Et puis on lui avait défendu de chercher Mlle de Saint-Mélaine mais on n’avait rien dit de Mlle de Latour…
Le décor du quartier avait changé avec le jour. Le théâtre éteint semblait mort ; par contre les ouvriers avaient repris possession de leurs échafaudages et chantaient sous le ciel bleu où, très haut, filait le vol rapide des hirondelles. Toutes les fenêtres ouvertes montraient les servantes au travail armées de plumeaux et de chiffons ; certaines s’intéressant davantage d’ailleurs à ce qui se passait dans la rue qu’à leur ouvrage. D’autres, un grand panier à chaque bras, allaient vers le marché Saint-Germain ou en revenaient, trottant sous le poids des carottes, navets, poireaux, choux, salades et grosses pêches duveteuses dont débordaient leurs osiers. Beaucoup d’entre elles jetaient un coup d’œil rapide sur le cheval et le cavalier, certaines se retournaient. Or Gilles souhaitait pouvoir s’arrêter sans attirer l’attention.

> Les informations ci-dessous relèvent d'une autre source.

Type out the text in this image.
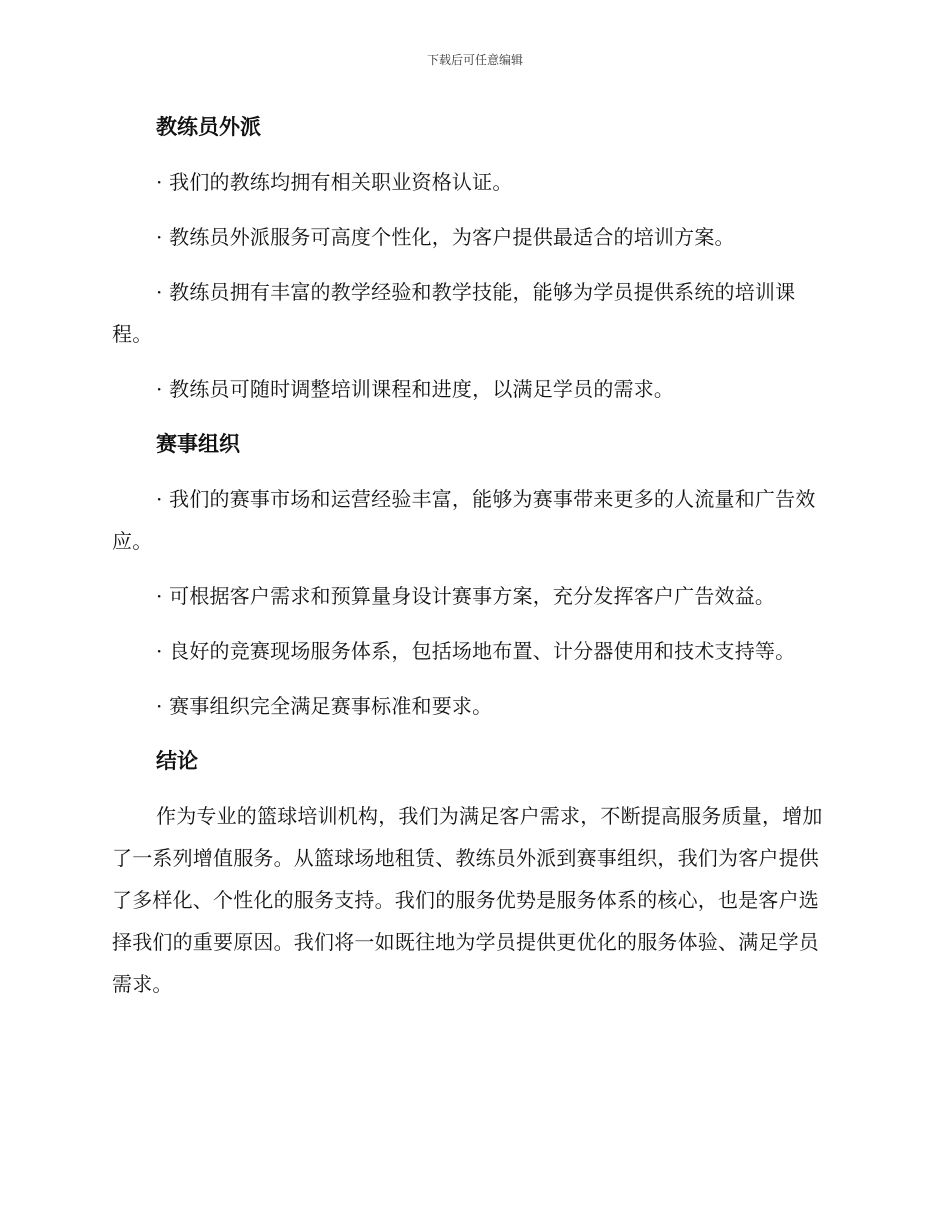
下载后可任意编辑
教练员外派

· 我们的教练均拥有相关职业资格认证。

· 教练员外派服务可高度个性化，为客户提供最适合的培训方案。

· 教练员拥有丰富的教学经验和教学技能，能够为学员提供系统的培训课程。

· 教练员可随时调整培训课程和进度，以满足学员的需求。

赛事组织

· 我们的赛事市场和运营经验丰富，能够为赛事带来更多的人流量和广告效应。

· 可根据客户需求和预算量身设计赛事方案，充分发挥客户广告效益。

· 良好的竞赛现场服务体系，包括场地布置、计分器使用和技术支持等。

· 赛事组织完全满足赛事标准和要求。

结论

作为专业的篮球培训机构，我们为满足客户需求，不断提高服务质量，增加了一系列增值服务。从篮球场地租赁、教练员外派到赛事组织，我们为客户提供了多样化、个性化的服务支持。我们的服务优势是服务体系的核心，也是客户选择我们的重要原因。我们将一如既往地为学员提供更优化的服务体验、满足学员需求。
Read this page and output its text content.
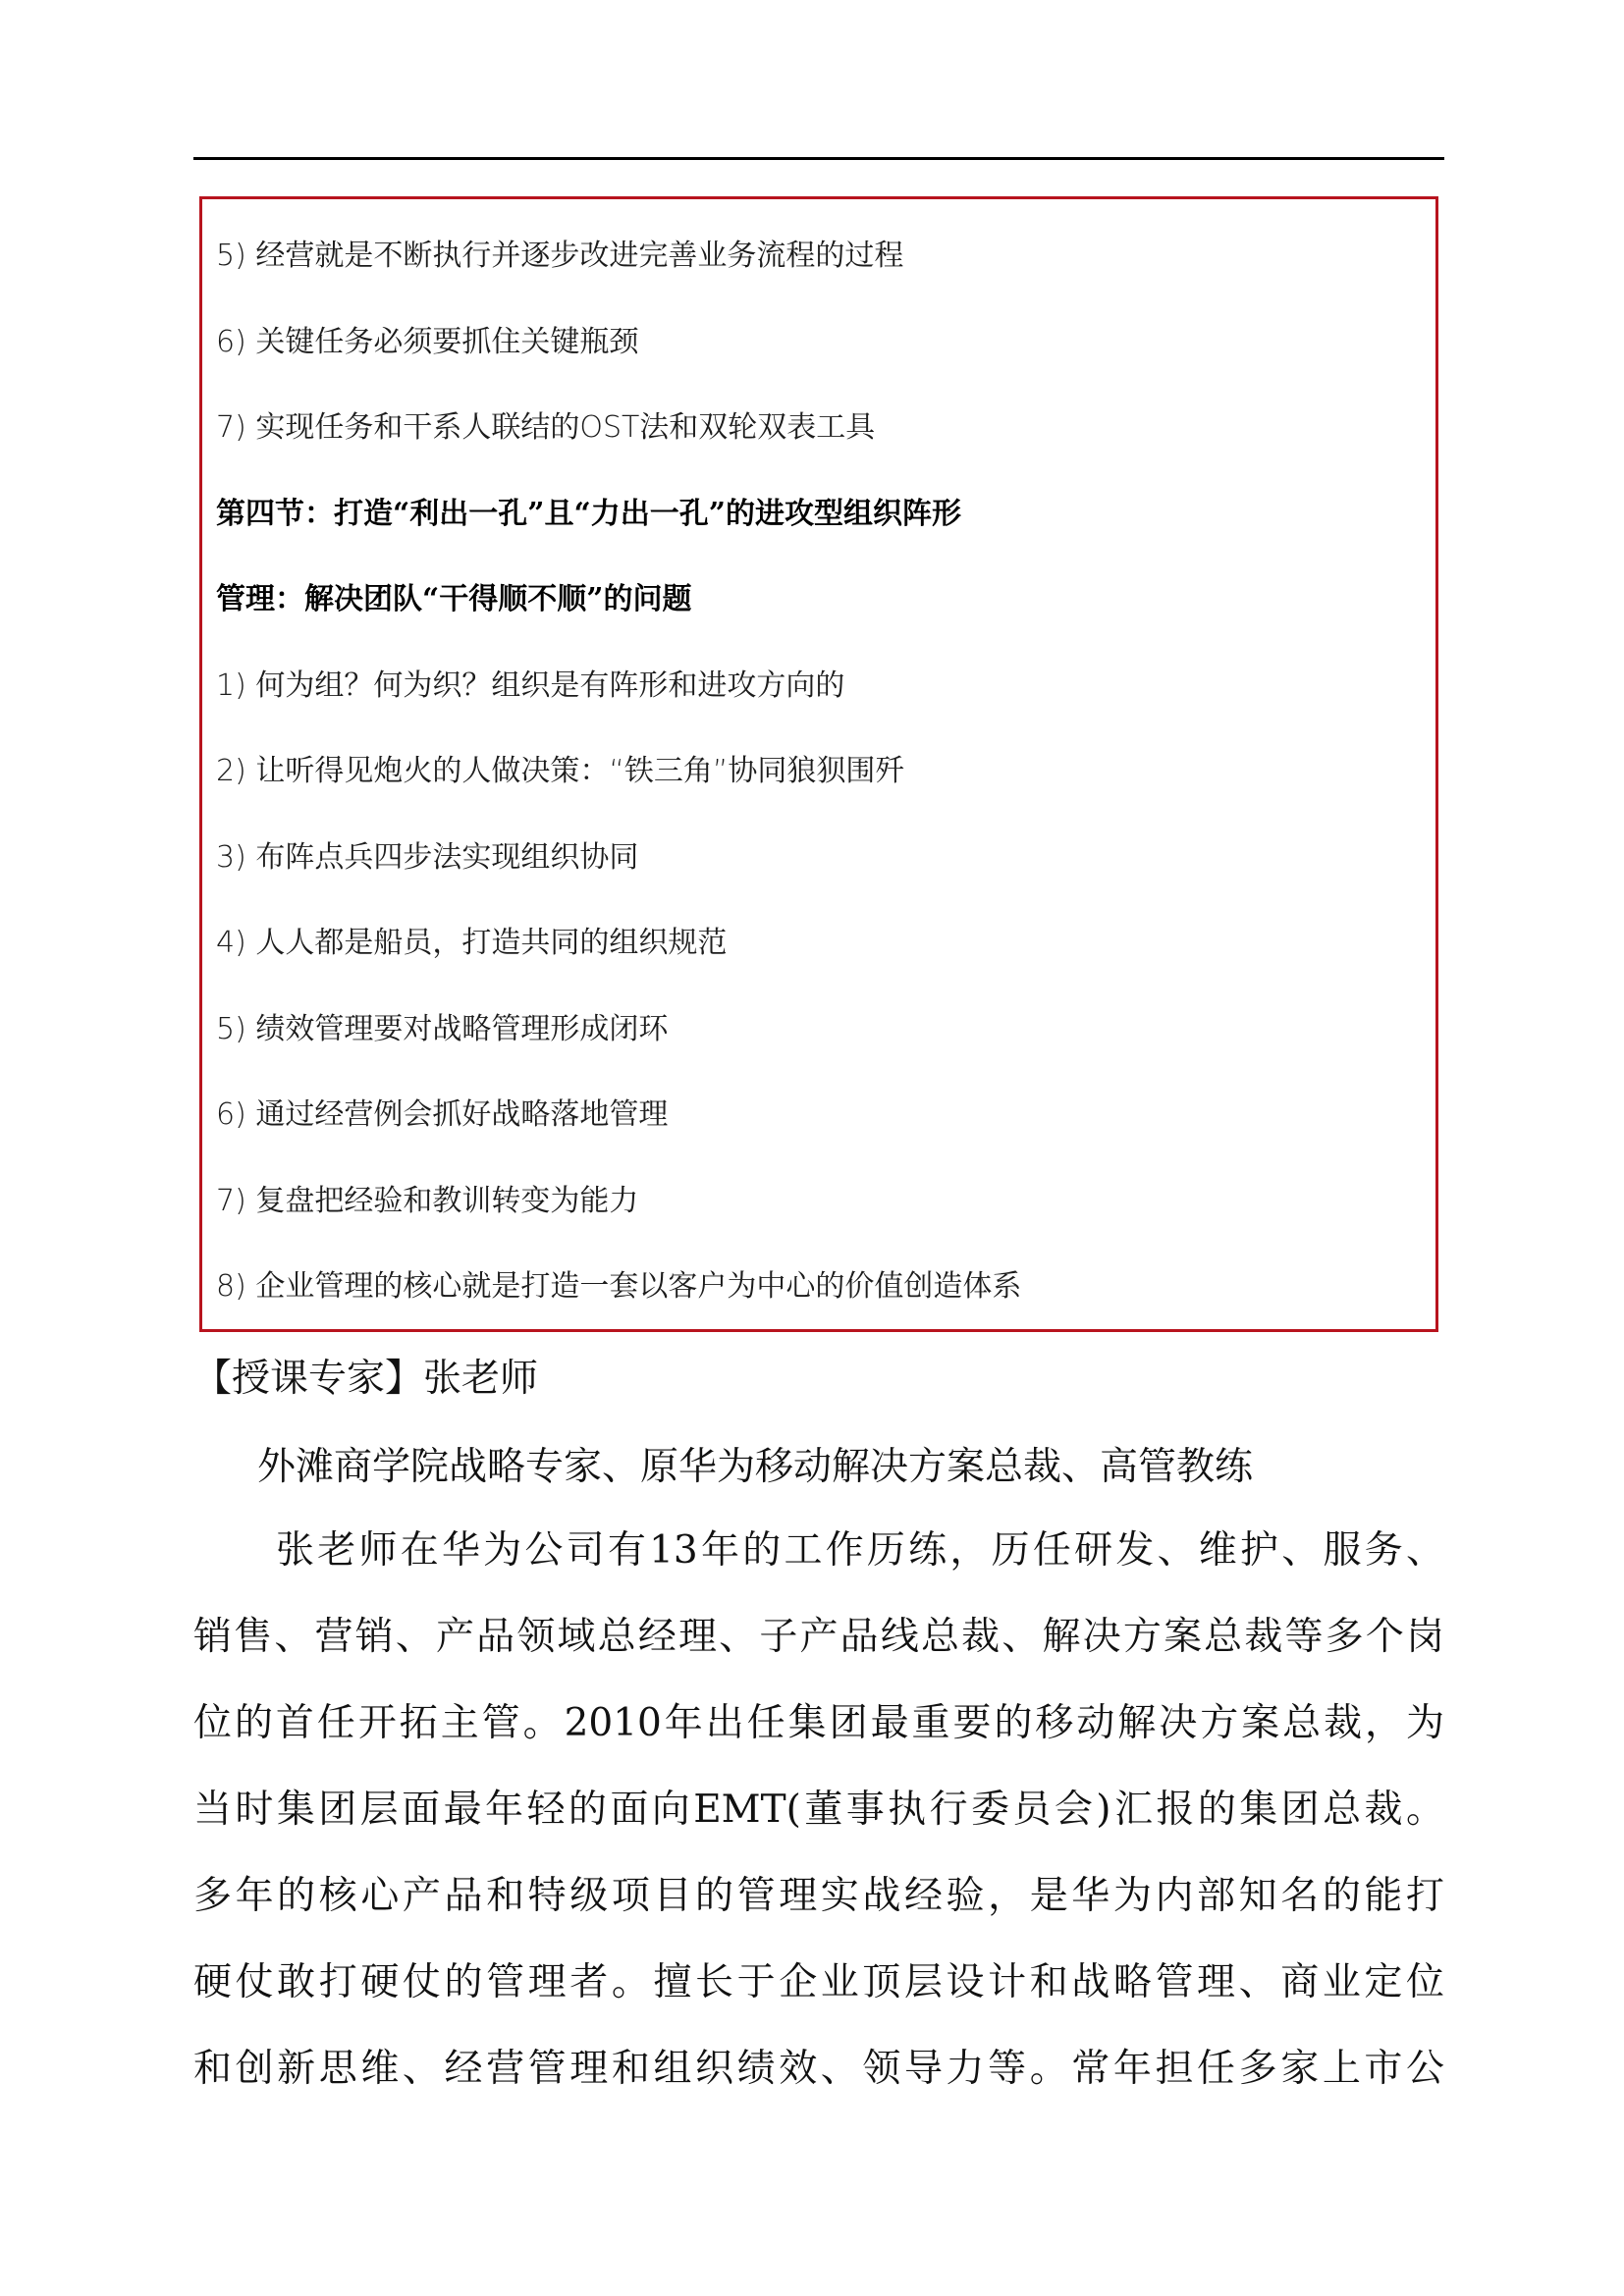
5) 经营就是不断执行并逐步改进完善业务流程的过程
6) 关键任务必须要抓住关键瓶颈
7) 实现任务和干系人联结的OST法和双轮双表工具
第四节：打造“利出一孔”且“力出一孔”的进攻型组织阵形
管理：解决团队“干得顺不顺”的问题
1) 何为组？何为织？组织是有阵形和进攻方向的
2) 让听得见炮火的人做决策：“铁三角”协同狼狈围歼
3) 布阵点兵四步法实现组织协同
4) 人人都是船员，打造共同的组织规范
5) 绩效管理要对战略管理形成闭环
6) 通过经营例会抓好战略落地管理
7) 复盘把经验和教训转变为能力
8) 企业管理的核心就是打造一套以客户为中心的价值创造体系
【授课专家】张老师
外滩商学院战略专家、原华为移动解决方案总裁、高管教练
张老师在华为公司有13年的工作历练，历任研发、维护、服务、
销售、营销、产品领域总经理、子产品线总裁、解决方案总裁等多个岗
位的首任开拓主管。2010年出任集团最重要的移动解决方案总裁，为
当时集团层面最年轻的面向EMT(董事执行委员会)汇报的集团总裁。
多年的核心产品和特级项目的管理实战经验，是华为内部知名的能打
硬仗敢打硬仗的管理者。擅长于企业顶层设计和战略管理、商业定位
和创新思维、经营管理和组织绩效、领导力等。常年担任多家上市公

La chance le servit quand il atteignit la petite rue des Fossoyeurs 3 où il y avait grand concours de monde devant une maison d’assez belle apparence dont les volets clos et les tentures funèbres disaient assez qu’il y avait là un enterrement. Personne ne prit garde à ce jeune officier qui attachait son cheval à l’anneau d’une maison voisine, se mêlait un instant à la foule juste assez pour apprendre qu’il s’agissait d’un sculpteur connu nommé François Vernet et s’éclipsait discrètement pour remonter vers le Petit Luxembourg.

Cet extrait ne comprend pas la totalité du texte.